First of all, an HOA is a ticking time bomb. You will never know when you will be hit with a huge assessment until it's too late to get out of it. As the unit ages, expensive stuff will need to be fixed. If you don't know whether the HOA is on a solid financial footing, and won't be able to monitor/influence it to stay that way, you could get hurt. It only takes one wanna-be fascist overlord to brow-beat a bunch of wimps into doing stupid stuff. Like giving the insurance contract to a buddy under the table, then discovering (after a fire burns down the place) that said insurance didn't cover the problem. It really happened.

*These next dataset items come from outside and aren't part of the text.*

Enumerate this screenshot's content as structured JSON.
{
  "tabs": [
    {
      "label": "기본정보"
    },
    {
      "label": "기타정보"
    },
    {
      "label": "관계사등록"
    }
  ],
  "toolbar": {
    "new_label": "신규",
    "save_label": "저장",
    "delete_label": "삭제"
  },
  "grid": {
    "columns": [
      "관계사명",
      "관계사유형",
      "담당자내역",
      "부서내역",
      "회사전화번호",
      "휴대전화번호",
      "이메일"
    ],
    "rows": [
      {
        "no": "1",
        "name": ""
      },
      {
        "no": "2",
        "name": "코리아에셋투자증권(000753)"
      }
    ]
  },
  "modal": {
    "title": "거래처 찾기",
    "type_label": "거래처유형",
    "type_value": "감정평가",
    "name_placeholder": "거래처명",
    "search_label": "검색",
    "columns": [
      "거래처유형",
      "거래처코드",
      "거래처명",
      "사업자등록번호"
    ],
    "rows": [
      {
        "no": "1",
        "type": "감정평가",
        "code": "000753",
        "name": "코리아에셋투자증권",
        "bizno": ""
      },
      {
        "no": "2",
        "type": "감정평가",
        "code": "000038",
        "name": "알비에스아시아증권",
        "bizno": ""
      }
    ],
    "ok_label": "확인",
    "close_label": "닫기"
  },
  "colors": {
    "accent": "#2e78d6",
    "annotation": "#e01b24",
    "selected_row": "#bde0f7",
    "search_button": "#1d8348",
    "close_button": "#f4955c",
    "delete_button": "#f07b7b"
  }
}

So, if you keep it and rent it at $1700, you can count on at least $2500 a month in expenses. (You have to allow for vacancy, for repairs, for property management, and you have to set aside money for the expensive stuff. $2500 is actually a low estimate on my part...
That works out to an average of $800 a month. If you clear $100,000 on the sale of the house, and invest that same $800 a month in the market, you could expect a nest egg of $329,000 in 10 years $518k in 15 years and $780k in 20 years. That's in today's dollars, not future inflated dollars. The actual amounts would be higher.
If you want to beat the market, you have to have the expectation that your condo would go up a whole lot to beat those returns.
I would not invest in a rental that was cash flow negative unless I knew a whole lot more about the local real estate market than I'm guessing you do.